I think Putin wants to raid Russian space budgets altogether- else he would done this AFTER an all Russian Station was there. He put his own men at risk…and I think he wants to abandon the old R-7 pads. See my comment in the UAE-sponsored pad deal in the previous article.
We may have to drop sanctions
What I would like to know but I’m sure I will never know is, who approved this? Someone had to have approved this. Soviets don’t do things by committee as we in the West understand it. It was a big project. Who the hell approved this crazy idea?
Skunk Bucket asked: “… but if it came to that, would it make sense to move it above the debris cloud, if only until most of the pieces reenter?”
Moving the ISS large distances in altitude is not an easy task. Scott Manley recently made a video discussing ISS’s eventual deorbit and how difficult that will be, given the mass that needs to change just its perigee by several kilometers:
https://www.youtube.com/watch?v=U5lidnLtO7c (10 minutes)

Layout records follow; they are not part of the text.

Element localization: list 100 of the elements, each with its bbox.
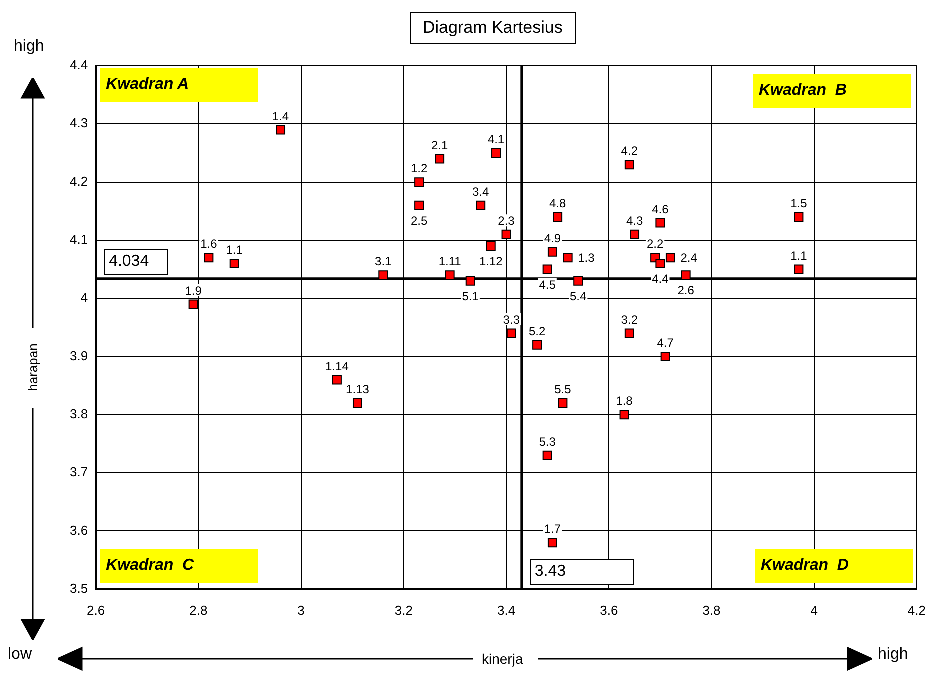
annotation: 1.1 <box>226 243 244 258</box>
x-tick-label: 3.8 <box>702 602 721 618</box>
annotation: 5.1 <box>462 289 480 304</box>
point <box>352 398 362 408</box>
point <box>542 450 552 460</box>
point <box>681 270 691 280</box>
x-tick-label: 3.2 <box>394 602 413 618</box>
annotation: 2.2 <box>646 237 664 252</box>
y-tick-label: 3.6 <box>70 522 88 538</box>
quadrant-label: Kwadran C <box>100 549 258 584</box>
point <box>502 230 512 240</box>
point <box>188 300 198 310</box>
label-box: 3.43 <box>530 559 634 586</box>
annotation: 1.1 <box>790 248 808 263</box>
y-tick-label: 3.5 <box>70 580 88 596</box>
y-tick-label: 3.7 <box>70 464 88 480</box>
annotation: 5.5 <box>554 382 572 397</box>
annotation: 5.3 <box>539 434 556 449</box>
point <box>794 264 804 274</box>
annotation: 1.14 <box>326 359 350 374</box>
y-tick-label: 4.1 <box>70 232 88 248</box>
annotation: 2.4 <box>680 251 698 266</box>
annotation: 3.2 <box>621 312 638 327</box>
annotation: 4.8 <box>549 196 566 211</box>
point <box>548 538 558 548</box>
point <box>624 160 634 170</box>
text: high <box>878 646 908 664</box>
point <box>620 410 630 420</box>
point <box>414 178 424 188</box>
y-tick-label: 4 <box>80 290 88 306</box>
annotation: 3.1 <box>375 254 392 269</box>
point <box>660 352 670 362</box>
annotation: 4.1 <box>488 132 505 147</box>
y-tick-label: 3.9 <box>70 348 88 364</box>
point <box>794 212 804 222</box>
y-tick-label: 4.2 <box>70 174 88 189</box>
annotation: 1.3 <box>578 251 596 266</box>
point <box>476 200 486 210</box>
annotation: 4.2 <box>621 144 638 158</box>
quadrant-label: Kwadran D <box>754 549 913 584</box>
point <box>378 270 388 280</box>
annotation: 4.5 <box>539 278 556 292</box>
point <box>624 328 634 338</box>
x-axis-title: kinerja <box>482 651 524 667</box>
annotation: 5.2 <box>528 324 546 338</box>
point <box>574 276 584 286</box>
point <box>630 230 640 240</box>
point <box>445 270 455 280</box>
x-tick-label: 4.2 <box>908 602 926 618</box>
annotation: 2.5 <box>410 214 428 228</box>
x-tick-label: 2.6 <box>87 602 106 618</box>
point <box>542 264 552 274</box>
annotation: 1.12 <box>479 254 504 269</box>
label-box: 4.034 <box>104 248 168 275</box>
point <box>532 340 542 350</box>
point <box>563 253 573 263</box>
annotation: 2.6 <box>678 284 695 298</box>
annotation: 1.13 <box>346 382 370 397</box>
annotation: 1.4 <box>272 109 290 124</box>
quadrant-label: Kwadran B <box>752 74 911 108</box>
annotation: 1.9 <box>185 284 202 298</box>
point <box>230 258 240 268</box>
annotation: 1.6 <box>200 237 218 252</box>
point <box>656 218 666 228</box>
point <box>466 276 476 286</box>
annotation: 1.5 <box>790 196 808 211</box>
annotation: 1.7 <box>544 522 562 536</box>
x-tick-label: 4 <box>810 602 818 618</box>
point <box>553 212 563 222</box>
x-tick-label: 3.6 <box>600 602 618 618</box>
point <box>492 148 501 158</box>
point <box>486 242 496 252</box>
text: low <box>8 646 32 664</box>
annotation: 2.3 <box>498 214 516 228</box>
annotation: 4.9 <box>544 231 562 246</box>
quadrant-label: Kwadran A <box>100 68 258 102</box>
annotation: 4.6 <box>652 202 670 216</box>
point <box>558 398 568 408</box>
point <box>435 154 445 164</box>
point <box>204 253 214 263</box>
annotation: 4.3 <box>626 214 644 228</box>
point <box>548 247 558 257</box>
point <box>332 375 342 385</box>
y-tick-label: 4.4 <box>70 58 88 73</box>
point <box>666 253 676 263</box>
y-tick-label: 4.3 <box>70 116 88 131</box>
text: high <box>14 38 44 56</box>
annotation: 4.7 <box>657 336 674 350</box>
annotation: 1.8 <box>616 394 634 408</box>
annotation: 2.1 <box>431 138 448 152</box>
annotation: 5.4 <box>570 289 588 304</box>
x-tick-label: 2.8 <box>190 602 208 618</box>
y-axis-title: harapan <box>26 342 40 394</box>
annotation: 3.3 <box>503 312 520 327</box>
y-tick-label: 3.8 <box>70 406 88 422</box>
point <box>656 258 666 268</box>
annotation: 4.4 <box>652 272 670 286</box>
annotation: 3.4 <box>472 184 490 199</box>
x-tick-label: 3 <box>298 602 305 618</box>
point <box>506 328 516 338</box>
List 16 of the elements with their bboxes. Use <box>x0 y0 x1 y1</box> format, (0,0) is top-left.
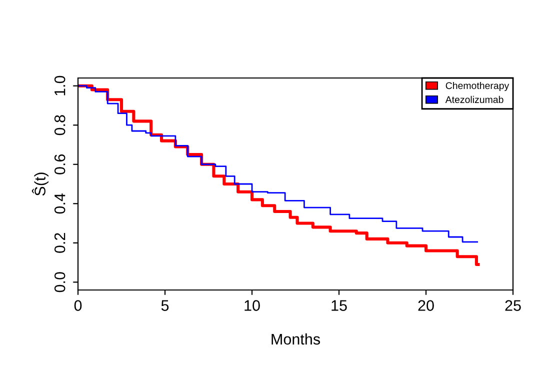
y-tick-label: 0.8 <box>54 115 66 136</box>
x-tick-label: 10 <box>244 300 260 311</box>
x-tick-label: 25 <box>505 300 521 311</box>
legend-label: Chemotherapy <box>446 82 510 92</box>
y-tick-label: 0.0 <box>54 272 66 292</box>
y-tick-label: 0.6 <box>54 154 66 174</box>
y-tick-label: 0.4 <box>54 193 66 214</box>
x-tick-label: 0 <box>74 300 82 311</box>
y-tick-label: 0.2 <box>54 233 66 253</box>
y-axis-title: Ŝ(t) <box>32 172 48 196</box>
x-axis-title: Months <box>272 333 320 345</box>
y-tick-label: 1.0 <box>54 76 66 96</box>
x-tick-label: 20 <box>418 300 434 311</box>
legend-label: Atezolizumab <box>445 96 504 104</box>
x-tick-label: 15 <box>332 300 347 311</box>
x-tick-label: 5 <box>161 300 169 311</box>
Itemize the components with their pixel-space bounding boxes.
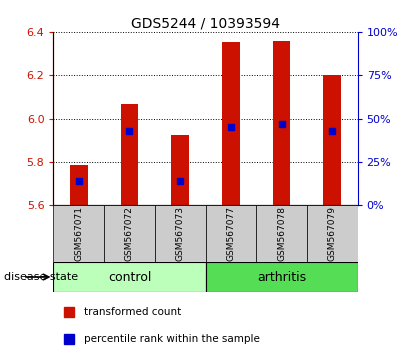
Bar (206, 262, 358, 292)
Bar (155, 205, 206, 262)
Text: GSM567071: GSM567071 (74, 206, 83, 261)
Text: transformed count: transformed count (84, 308, 181, 318)
Bar (171, 135, 189, 205)
Bar (206, 205, 256, 262)
Text: control: control (108, 270, 151, 284)
Bar (53, 205, 104, 262)
Bar (272, 41, 291, 205)
Bar (256, 205, 307, 262)
Bar (323, 75, 341, 205)
Bar (222, 42, 240, 205)
Text: GSM567079: GSM567079 (328, 206, 337, 261)
Bar (120, 104, 139, 205)
Text: percentile rank within the sample: percentile rank within the sample (84, 334, 260, 344)
Text: GSM567078: GSM567078 (277, 206, 286, 261)
Text: disease state: disease state (4, 272, 78, 282)
Text: GSM567072: GSM567072 (125, 206, 134, 261)
Bar (53, 262, 206, 292)
Title: GDS5244 / 10393594: GDS5244 / 10393594 (131, 17, 280, 31)
Text: arthritis: arthritis (257, 270, 306, 284)
Bar (104, 205, 155, 262)
Bar (307, 205, 358, 262)
Text: GSM567073: GSM567073 (175, 206, 185, 261)
Bar (70, 165, 88, 205)
Text: GSM567077: GSM567077 (226, 206, 236, 261)
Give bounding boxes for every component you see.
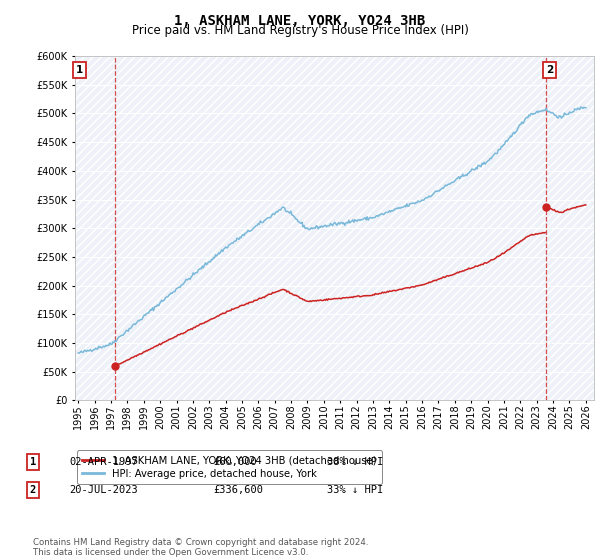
Text: 02-APR-1997: 02-APR-1997 <box>69 457 138 467</box>
Text: 20-JUL-2023: 20-JUL-2023 <box>69 485 138 495</box>
Text: 1, ASKHAM LANE, YORK, YO24 3HB: 1, ASKHAM LANE, YORK, YO24 3HB <box>175 14 425 28</box>
Legend: 1, ASKHAM LANE, YORK, YO24 3HB (detached house), HPI: Average price, detached ho: 1, ASKHAM LANE, YORK, YO24 3HB (detached… <box>77 450 382 484</box>
Text: 38% ↓ HPI: 38% ↓ HPI <box>327 457 383 467</box>
Text: 2: 2 <box>546 66 553 76</box>
Text: £336,600: £336,600 <box>213 485 263 495</box>
Text: £60,000: £60,000 <box>213 457 257 467</box>
Text: 1: 1 <box>30 457 36 467</box>
Text: Price paid vs. HM Land Registry's House Price Index (HPI): Price paid vs. HM Land Registry's House … <box>131 24 469 37</box>
Text: 2: 2 <box>30 485 36 495</box>
Text: Contains HM Land Registry data © Crown copyright and database right 2024.
This d: Contains HM Land Registry data © Crown c… <box>33 538 368 557</box>
Text: 33% ↓ HPI: 33% ↓ HPI <box>327 485 383 495</box>
Text: 1: 1 <box>76 66 83 76</box>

Raising the circular orbit will also take a lot of fuel, and in the meantime, it will travel through the debris field, which by then will be a ring around the planet. It will also make it even harder to deorbit ISS at the end of its life. However, if the number of pieces is large (one possibly biased report suggested 15,000) then it may make sense, at each opportunity, to keep boosting ISS higher than the debris ring.
Never attribute to malice that which can be explained by incompetence.